This article/interview appeared in the Review liftout of the West Australian (most likely) or XPress mag, soon after SA was released.


SETTING OUT ON A BOLD NEW CRUSADE

After a strange period of silence The Church have undergone a reformation that has produced and intriguing new album. MICHAEL WYLIE coasts through the new sound with Steve Kilbey as tour guide.

SK adjusts the volume of the car stereo. This is the only cassette player we can find, so we're driving to Fremantle with the new Church album. Its called Sometime Anywhere, see, which makes the setting crucial. Or irrelevant.

Ambiguous? Kilbey would like that.

"This one's like we're starting all over again in a way," says the man in the wrap-around shades as we scoot down the West Coast Highway to the sinister strains of Day of the Dead.

"We've had such a silence that we've never had before. After Priest=Aura, I think for all intents and purposes we disappeared off the map."

Yeah, 1992 was a strange year for The Church. They made the best record of their lives, raced off on one last unhappy concert tour, lost a perfectly good guitar player, Peter Koppes and then - nothing. Gone in a cloud of slightly disgruntled uncertainty. The 1994 reformation marks some dramatic changes. The Church of SA is a trinity: SK, guitarist MWP and one recording studio, Kilbey's own in inner Sydney. Alone together they paint another brilliant mural in an incredibly colourful history.

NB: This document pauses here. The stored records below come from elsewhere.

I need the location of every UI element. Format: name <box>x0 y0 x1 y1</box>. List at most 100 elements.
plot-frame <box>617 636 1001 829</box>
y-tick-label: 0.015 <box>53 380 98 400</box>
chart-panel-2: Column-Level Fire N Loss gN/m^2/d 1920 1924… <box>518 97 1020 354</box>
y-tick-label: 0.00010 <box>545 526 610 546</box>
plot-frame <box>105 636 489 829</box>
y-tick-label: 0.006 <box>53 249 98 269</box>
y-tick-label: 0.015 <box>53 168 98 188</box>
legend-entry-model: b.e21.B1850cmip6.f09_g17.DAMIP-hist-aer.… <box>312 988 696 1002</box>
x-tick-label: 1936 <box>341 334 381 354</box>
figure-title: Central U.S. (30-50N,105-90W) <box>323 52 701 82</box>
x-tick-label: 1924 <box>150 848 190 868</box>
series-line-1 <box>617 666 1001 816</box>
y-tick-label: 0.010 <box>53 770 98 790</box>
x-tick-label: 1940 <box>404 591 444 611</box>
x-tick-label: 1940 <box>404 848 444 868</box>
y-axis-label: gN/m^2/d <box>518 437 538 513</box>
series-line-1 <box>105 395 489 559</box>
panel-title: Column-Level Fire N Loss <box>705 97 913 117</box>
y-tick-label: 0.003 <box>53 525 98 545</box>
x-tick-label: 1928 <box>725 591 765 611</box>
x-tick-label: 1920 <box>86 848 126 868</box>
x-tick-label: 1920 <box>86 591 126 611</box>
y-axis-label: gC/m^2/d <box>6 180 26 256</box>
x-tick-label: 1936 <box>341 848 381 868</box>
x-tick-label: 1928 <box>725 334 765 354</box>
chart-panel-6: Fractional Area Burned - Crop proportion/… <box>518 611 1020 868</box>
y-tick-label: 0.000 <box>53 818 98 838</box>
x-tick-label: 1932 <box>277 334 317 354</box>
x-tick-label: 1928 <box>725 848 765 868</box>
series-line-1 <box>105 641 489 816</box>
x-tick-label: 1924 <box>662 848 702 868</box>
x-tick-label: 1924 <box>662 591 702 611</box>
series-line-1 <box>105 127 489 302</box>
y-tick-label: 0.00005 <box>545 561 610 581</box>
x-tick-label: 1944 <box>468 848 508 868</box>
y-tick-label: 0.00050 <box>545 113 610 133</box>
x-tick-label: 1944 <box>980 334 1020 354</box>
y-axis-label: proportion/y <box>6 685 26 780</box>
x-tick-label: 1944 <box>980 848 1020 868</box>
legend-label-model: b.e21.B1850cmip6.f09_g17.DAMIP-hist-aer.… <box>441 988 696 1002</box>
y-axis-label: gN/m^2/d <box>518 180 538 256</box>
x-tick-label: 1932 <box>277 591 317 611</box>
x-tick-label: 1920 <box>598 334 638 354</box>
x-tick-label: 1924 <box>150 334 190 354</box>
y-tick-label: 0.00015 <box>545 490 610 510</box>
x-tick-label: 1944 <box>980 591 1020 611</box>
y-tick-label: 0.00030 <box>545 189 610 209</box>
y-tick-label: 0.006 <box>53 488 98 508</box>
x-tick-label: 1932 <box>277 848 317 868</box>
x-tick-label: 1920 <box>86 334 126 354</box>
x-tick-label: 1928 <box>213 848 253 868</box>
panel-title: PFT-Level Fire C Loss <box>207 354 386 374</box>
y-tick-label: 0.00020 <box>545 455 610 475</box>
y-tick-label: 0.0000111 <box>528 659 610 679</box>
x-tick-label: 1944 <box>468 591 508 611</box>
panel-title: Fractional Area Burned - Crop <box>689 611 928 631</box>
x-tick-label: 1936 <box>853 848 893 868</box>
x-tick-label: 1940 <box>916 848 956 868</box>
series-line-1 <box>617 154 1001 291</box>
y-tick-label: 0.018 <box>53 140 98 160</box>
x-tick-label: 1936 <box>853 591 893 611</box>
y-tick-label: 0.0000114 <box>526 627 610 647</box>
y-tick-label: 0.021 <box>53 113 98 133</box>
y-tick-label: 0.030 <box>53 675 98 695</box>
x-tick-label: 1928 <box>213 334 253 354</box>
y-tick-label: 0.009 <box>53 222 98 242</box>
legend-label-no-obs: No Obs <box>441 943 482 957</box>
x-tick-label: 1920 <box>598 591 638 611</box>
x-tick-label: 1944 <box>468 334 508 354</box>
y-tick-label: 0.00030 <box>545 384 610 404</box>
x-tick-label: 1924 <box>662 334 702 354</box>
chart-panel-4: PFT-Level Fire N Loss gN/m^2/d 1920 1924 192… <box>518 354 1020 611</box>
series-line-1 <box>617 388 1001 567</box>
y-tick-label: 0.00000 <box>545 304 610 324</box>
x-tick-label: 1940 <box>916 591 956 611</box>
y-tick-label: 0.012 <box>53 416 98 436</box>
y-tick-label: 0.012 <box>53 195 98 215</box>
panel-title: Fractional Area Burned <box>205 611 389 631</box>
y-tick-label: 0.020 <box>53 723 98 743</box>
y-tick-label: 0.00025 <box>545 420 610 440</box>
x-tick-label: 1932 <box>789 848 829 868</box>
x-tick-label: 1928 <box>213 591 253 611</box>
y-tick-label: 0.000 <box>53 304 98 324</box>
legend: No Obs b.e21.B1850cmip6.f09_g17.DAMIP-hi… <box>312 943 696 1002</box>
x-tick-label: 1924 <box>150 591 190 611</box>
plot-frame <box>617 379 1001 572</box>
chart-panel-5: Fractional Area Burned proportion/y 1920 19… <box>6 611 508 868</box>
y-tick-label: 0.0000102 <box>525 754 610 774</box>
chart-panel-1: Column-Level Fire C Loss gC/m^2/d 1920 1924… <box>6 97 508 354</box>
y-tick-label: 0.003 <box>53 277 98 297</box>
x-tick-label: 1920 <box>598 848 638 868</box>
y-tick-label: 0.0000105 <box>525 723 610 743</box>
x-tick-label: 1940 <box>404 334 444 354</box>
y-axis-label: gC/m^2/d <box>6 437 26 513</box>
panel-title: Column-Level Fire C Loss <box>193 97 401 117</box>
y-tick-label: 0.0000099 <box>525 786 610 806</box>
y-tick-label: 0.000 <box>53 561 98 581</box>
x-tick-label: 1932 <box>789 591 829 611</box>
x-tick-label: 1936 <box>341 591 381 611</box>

"The highlights have been The Blurred Crusade, where we threw off the shackles of being a youth club band and established what the Church was.," Kilbey remarks. "Then I think Heyday, where we kind of took that formula to its logical conclusion. Then Starfish, where we threw all the stylistic devices we were using out the window and sort of grew up. Then Priest=Aura and this album."

Gold Afternoon Fix, the "Church-by-numbers" album of 1990 has no place in SK's personal Hall of Fame. In relation to where the Church were headed it was way off the mark but it was an essential lesson in what the band did not want to be: pushed around.

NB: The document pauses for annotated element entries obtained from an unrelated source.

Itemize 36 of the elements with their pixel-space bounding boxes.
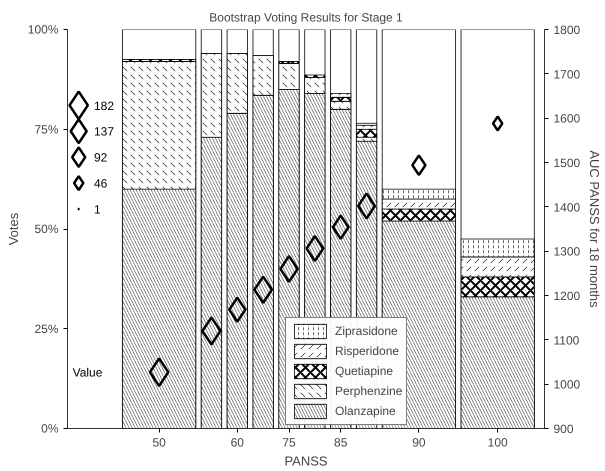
y-axis-title: Votes <box>6 212 21 246</box>
y2-tick-label: 900 <box>554 422 574 436</box>
x-tick-label: 50 <box>152 436 166 450</box>
legend-label: 46 <box>94 176 108 191</box>
y2-tick-label: 1700 <box>554 67 581 82</box>
legend-label: Olanzapine <box>335 404 396 418</box>
y2-tick-label: 1300 <box>554 244 581 259</box>
y2-tick-label: 1800 <box>554 23 581 37</box>
y2-tick-label: 1600 <box>554 112 581 126</box>
x-tick-label: 100 <box>488 436 508 450</box>
y-tick-label: 75% <box>34 122 59 136</box>
legend-label: 182 <box>94 98 114 113</box>
y-tick-label: 25% <box>34 322 59 336</box>
y-tick-label: 0% <box>41 422 59 436</box>
legend-label: Quetiapine <box>335 364 394 378</box>
x-tick-label: 75 <box>282 436 296 450</box>
y-tick-label: 50% <box>34 222 59 236</box>
legend-label: Perphenzine <box>335 384 402 398</box>
y-tick-label: 100% <box>28 22 59 36</box>
legend-title: Value <box>72 366 103 380</box>
y2-tick-label: 1100 <box>554 333 580 348</box>
y2-tick-label: 1000 <box>554 378 581 392</box>
y2-tick-label: 1200 <box>554 289 581 303</box>
y2-tick-label: 1500 <box>554 156 581 170</box>
x-tick-label: 90 <box>412 436 426 450</box>
y2-axis-title: AUC PANSS for 18 months <box>587 150 602 308</box>
legend-label: 92 <box>94 150 108 165</box>
x-tick-label: 85 <box>334 436 348 450</box>
legend-label: Risperidone <box>335 344 400 358</box>
x-tick-label: 60 <box>230 436 244 450</box>
legend-label: 1 <box>94 202 101 217</box>
legend-label: 137 <box>94 124 114 139</box>
legend-label: Ziprasidone <box>335 324 398 338</box>
chart-title: Bootstrap Voting Results for Stage 1 <box>209 10 404 24</box>
x-axis-title: PANSS <box>284 454 328 468</box>
y2-tick-label: 1400 <box>554 200 581 214</box>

"It was funny, that album," Kilbey says, anything but amused. "We'd just met John Paul Jones (Led Zeppelin bassist and arranger) and we wanted to work with each other. We were really taken by him, he had some good ideas. Unbeknown to us, our manager did a deal with our American record company where they all sort of said 'we don't want John PAul Jones, what's he ever done' - you know, apart from Led Zeppelin, who sold 10 zillion records - and they wanted us to record with Scott Litt. I didn't want to sound like REM, I didn't want to know about it."

The eventual compromise with Starfish producer Waddy Wachtel was a disappointment on all sides.

"This is purely us," Kilbey says, gesturing at the tape deck. "No one else to blame. Even if it gets slagged and doesn't sell one copy, I'll still like it."

SA is a spontaneous record. Nothing was written before SK and MWP reconvened in Sydney last year. In fact, no words or music were ever written down; no one "produced" it. It was fuelled by impulse and intuition, one long "unguarded moment".

The eighth Church album is a fascinating and amazingly detailed piece of work. The songs (average length six minutes) are a mind-boggling collision betwwen MWP's intricate, multi-layered and heavily treated guitars and Kilbey's typically ethereal concepts.

Female vocals, violins, a labyrinth of half-decipherable "found" voices, a new-found taste for Middle Eastern scales, even a high BPM number which is just begging for half a dozen club mixes.

"Yeah, a few people said this was a dance track but it isn't really," Kilbey says as Angelica hits its strides, sometime in Fremantle. "I mean, can you hear the club market going for this? I think they passed us by a long time ago."

And they're not the only ones. Even at their commercial peak, with the US Top 20 hit Under The Milky Way in 1987, Church records have never kept Michael Jackson awake at night. While he wouldn't mind another gold record or three, shifting units is a detail SK has very little time for.

So where does all this studio sorcery and one-off spontaneity leave The Church as a live prospect? Somewhere pretty interesting actually.

"What I want to do is a kind of acoustic ensemble," Kilbey says, "With Marty and some other guitarist of his choice playing acoustic guitars, then a violin, trumpet, piano, drums and I'll play bass guitar. Go and reinterpret all our old songs. That's what I want to do anyway," he shrugs as the first single, the ingenious Two Places at Once, brings the album to the 60 minute mark and the round-trip to its Scarborough conclusion. Damn. And there's still another three tracks to go. Another time, another place perhaps.